Generic CBOR-to-JSON converters very well can be designed so they are round-trippable without information loss (*).
It’s just a bit ugly.

> This practice of using a tag range to avoid the few measly bytes of a two-element tuple is making it so that once an application adopts these tags, it can never switch to another encoding other than CBOR.

I don’t know why it would want to, but it can, see above.

> I'm afraid CBOR can no longer be considered as the binary equivalent of JSON plus byte arrays.

It never was!
A simplistic view of its generic data model is JSON plus bytes plus extensibility via tags.

> Instead of tags enhancing data with semantic meaning hints, it's effectively extending the number of data types.

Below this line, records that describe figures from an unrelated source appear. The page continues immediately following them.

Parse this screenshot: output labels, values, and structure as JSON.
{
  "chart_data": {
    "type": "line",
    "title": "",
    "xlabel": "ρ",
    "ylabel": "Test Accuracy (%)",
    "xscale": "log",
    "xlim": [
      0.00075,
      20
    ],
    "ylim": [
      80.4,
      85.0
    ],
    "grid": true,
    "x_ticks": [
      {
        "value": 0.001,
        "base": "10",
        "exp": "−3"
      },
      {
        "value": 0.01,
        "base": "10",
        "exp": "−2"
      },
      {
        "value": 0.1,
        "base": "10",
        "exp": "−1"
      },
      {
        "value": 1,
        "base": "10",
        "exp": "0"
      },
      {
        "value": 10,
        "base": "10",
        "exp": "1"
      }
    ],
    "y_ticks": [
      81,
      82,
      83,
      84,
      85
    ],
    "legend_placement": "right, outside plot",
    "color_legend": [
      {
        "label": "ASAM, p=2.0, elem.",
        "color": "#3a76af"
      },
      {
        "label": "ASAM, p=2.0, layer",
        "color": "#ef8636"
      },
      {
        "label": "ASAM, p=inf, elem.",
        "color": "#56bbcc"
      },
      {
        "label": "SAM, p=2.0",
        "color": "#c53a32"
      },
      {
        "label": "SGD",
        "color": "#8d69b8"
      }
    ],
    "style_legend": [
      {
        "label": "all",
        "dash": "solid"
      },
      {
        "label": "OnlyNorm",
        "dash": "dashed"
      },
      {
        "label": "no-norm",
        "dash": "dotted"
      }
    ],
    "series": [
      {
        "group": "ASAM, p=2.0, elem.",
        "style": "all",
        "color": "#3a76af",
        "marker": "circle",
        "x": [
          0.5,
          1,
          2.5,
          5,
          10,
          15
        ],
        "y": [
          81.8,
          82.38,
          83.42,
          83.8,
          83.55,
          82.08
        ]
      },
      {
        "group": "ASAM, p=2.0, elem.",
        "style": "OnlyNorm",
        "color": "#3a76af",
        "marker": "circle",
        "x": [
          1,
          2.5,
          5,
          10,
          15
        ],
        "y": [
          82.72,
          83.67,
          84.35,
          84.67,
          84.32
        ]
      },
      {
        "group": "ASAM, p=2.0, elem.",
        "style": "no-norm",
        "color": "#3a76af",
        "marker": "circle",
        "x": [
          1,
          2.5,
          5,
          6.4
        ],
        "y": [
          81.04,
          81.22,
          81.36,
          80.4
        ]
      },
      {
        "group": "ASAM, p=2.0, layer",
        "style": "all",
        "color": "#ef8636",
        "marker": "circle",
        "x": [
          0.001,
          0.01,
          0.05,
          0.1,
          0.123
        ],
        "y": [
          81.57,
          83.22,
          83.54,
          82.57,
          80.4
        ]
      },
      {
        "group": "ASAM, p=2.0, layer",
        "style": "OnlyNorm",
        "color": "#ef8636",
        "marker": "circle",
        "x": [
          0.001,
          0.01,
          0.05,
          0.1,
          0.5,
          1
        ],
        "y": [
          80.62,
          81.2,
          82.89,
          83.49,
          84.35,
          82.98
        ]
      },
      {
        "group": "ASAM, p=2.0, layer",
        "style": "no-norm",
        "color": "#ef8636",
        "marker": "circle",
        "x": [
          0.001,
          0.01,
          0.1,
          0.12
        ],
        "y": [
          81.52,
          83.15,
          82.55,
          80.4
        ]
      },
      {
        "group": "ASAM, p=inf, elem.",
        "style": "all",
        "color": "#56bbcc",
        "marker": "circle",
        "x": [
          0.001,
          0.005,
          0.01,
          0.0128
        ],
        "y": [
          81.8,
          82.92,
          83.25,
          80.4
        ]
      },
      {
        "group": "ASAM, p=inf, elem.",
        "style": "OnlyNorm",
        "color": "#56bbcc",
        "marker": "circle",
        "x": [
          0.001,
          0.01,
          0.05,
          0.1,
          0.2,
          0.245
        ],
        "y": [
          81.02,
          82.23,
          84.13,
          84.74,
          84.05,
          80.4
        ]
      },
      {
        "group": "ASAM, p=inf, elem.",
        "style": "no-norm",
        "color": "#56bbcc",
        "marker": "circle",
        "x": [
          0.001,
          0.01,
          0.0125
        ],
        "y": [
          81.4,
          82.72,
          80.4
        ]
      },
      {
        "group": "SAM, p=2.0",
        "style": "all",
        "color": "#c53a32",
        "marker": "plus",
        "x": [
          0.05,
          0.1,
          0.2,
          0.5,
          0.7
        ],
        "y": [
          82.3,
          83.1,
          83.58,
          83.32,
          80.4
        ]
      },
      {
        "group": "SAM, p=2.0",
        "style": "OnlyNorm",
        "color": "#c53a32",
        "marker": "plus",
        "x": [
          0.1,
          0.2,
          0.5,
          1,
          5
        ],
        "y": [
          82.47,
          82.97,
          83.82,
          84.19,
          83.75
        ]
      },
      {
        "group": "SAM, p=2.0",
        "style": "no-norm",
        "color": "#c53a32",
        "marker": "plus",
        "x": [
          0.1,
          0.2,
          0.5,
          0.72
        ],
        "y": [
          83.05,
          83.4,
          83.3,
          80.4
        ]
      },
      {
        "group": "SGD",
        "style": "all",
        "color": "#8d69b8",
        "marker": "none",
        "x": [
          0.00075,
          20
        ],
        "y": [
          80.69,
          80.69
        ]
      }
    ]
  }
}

> This is what I've realized with signed CBOR bignums which also rely on tag ranges (a range of two): they are now a new data type that my decoder needs to interpret if I don't want the application layer to be concerned with tags.

Handling tags inside generic codecs is definitely one implementation strategy; it requires the tagged information to be representable by platform types (which often is not a problem for bignums).  I’m not sure how a platform type for Kris’ records would look like; I’m sure one can be defined in many platforms.

Grüße, Carsten

(*): E.g., see
This isn’t perfect (it would also need code to handle certain strings to obtain full data transparency), but it was good enough for one application.